Kabaddi is known as “Chedugudu” or “Hu Tu Tu” in Southern India. In the Eastern India, it is known as “Chu-Kit-Kit” (Ladies Version) and “Hadudu” (Gents version). In the northern parts of India, it is known as “Kabaddi”. 

In other Asian countries it has other names! In Malaysia it is called “Chedigudu”. In Thailand it is known as “Teechub”. In India’s neighboring countries like Pakistan it is called “Kabaddi”, in Sri Lanka it is known as “Gudu” and in Nepal it is called “Dodo”. All these are essentially the same old Kabaddi but with very minor changes according to the local whims. 
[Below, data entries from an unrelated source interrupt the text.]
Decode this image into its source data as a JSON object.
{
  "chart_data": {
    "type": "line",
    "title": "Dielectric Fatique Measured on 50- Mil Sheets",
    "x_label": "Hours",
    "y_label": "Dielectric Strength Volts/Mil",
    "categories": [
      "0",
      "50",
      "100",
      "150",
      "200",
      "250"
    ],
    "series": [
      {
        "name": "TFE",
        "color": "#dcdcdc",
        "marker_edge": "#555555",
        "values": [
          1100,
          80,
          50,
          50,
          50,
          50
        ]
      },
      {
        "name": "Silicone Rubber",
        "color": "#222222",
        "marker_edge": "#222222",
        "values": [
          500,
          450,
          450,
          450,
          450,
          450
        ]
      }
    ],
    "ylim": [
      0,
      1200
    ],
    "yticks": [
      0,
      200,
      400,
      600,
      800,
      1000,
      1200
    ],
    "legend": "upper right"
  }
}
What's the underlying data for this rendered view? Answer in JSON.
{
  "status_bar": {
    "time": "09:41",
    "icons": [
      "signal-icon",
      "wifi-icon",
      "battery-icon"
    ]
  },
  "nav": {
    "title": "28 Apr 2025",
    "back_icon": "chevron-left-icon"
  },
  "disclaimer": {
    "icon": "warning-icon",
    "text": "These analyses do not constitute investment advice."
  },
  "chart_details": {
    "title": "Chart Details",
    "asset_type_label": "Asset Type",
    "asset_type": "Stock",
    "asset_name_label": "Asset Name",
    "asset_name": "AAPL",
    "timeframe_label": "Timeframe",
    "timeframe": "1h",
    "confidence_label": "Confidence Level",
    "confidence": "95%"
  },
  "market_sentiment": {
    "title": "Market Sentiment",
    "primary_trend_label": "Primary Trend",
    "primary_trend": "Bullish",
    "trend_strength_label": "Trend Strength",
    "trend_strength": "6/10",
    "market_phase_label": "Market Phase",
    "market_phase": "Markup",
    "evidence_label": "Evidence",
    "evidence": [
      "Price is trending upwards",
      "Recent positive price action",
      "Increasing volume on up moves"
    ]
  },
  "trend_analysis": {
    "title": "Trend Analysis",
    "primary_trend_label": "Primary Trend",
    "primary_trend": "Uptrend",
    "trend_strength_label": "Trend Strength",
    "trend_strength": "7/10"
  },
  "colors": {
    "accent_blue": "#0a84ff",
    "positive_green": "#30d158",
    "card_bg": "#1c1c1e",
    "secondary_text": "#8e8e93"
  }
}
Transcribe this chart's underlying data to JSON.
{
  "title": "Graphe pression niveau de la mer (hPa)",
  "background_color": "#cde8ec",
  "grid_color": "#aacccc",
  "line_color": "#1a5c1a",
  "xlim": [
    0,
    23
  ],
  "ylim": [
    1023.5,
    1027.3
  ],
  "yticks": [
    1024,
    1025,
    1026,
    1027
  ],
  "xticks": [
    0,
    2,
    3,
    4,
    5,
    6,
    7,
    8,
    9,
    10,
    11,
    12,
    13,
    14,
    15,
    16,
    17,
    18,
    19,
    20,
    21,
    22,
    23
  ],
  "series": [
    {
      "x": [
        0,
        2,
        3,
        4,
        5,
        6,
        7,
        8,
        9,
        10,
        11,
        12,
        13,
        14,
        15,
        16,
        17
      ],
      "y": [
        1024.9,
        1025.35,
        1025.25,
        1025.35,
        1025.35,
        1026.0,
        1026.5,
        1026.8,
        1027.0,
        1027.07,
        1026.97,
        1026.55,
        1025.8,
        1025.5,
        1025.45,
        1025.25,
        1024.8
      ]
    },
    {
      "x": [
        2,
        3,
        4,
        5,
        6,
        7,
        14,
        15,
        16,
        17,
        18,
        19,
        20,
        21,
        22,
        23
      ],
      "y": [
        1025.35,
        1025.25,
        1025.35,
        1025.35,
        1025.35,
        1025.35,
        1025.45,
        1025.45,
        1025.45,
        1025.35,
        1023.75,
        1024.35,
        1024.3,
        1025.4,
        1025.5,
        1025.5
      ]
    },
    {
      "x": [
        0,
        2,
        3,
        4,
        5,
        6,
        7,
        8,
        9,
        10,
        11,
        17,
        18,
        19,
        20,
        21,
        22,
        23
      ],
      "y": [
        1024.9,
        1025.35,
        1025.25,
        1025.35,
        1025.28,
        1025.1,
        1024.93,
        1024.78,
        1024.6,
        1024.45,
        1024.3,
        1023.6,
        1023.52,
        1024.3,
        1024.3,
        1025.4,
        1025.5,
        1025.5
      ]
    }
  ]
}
Kabaddi is also played on a fixed time basis. There are many variants of which the following are important: 

v     Surjeevani

v     Gaminee

v     Amar 

Surjeevani Kabaddi: 

This version is recognized by the Kabaddi Federation of India and the game is largely dictated by its rules and regulations. Suppose a player M from Team A during his raid touches player P from Team B, player P is out and he has to go out of the court and sit out. During the return raid, Team B’s player L touches player N of Team A, player N is out and he will go out of the court and sit out. However, this has revived player P of Team A, who will take the court! Reviving an “out” player is the gist of Surjeevani type of Kabaddi. 

Gaminee Kabaddi: 

Unlike “Surjeevani” in this version of Kabaddi, there is no revival. When all the 7 players of a team are out, the game comes to an end. No time frame. All the players of a team should be out. 

Amar Kabaddi: 

Player 7, a raider from Team A raids the court of Team B and in the bargain touches the back of player 2 of Team B. Team A gets a point, but player 2 of Team B remains in court. One point for each touch is awarded and the team, which gets maximum points by the end of the stipulated time, is considered the winner. 

Goongi Kabaddi: 

In this version two players, one each from opposing teams, wrestle with each other.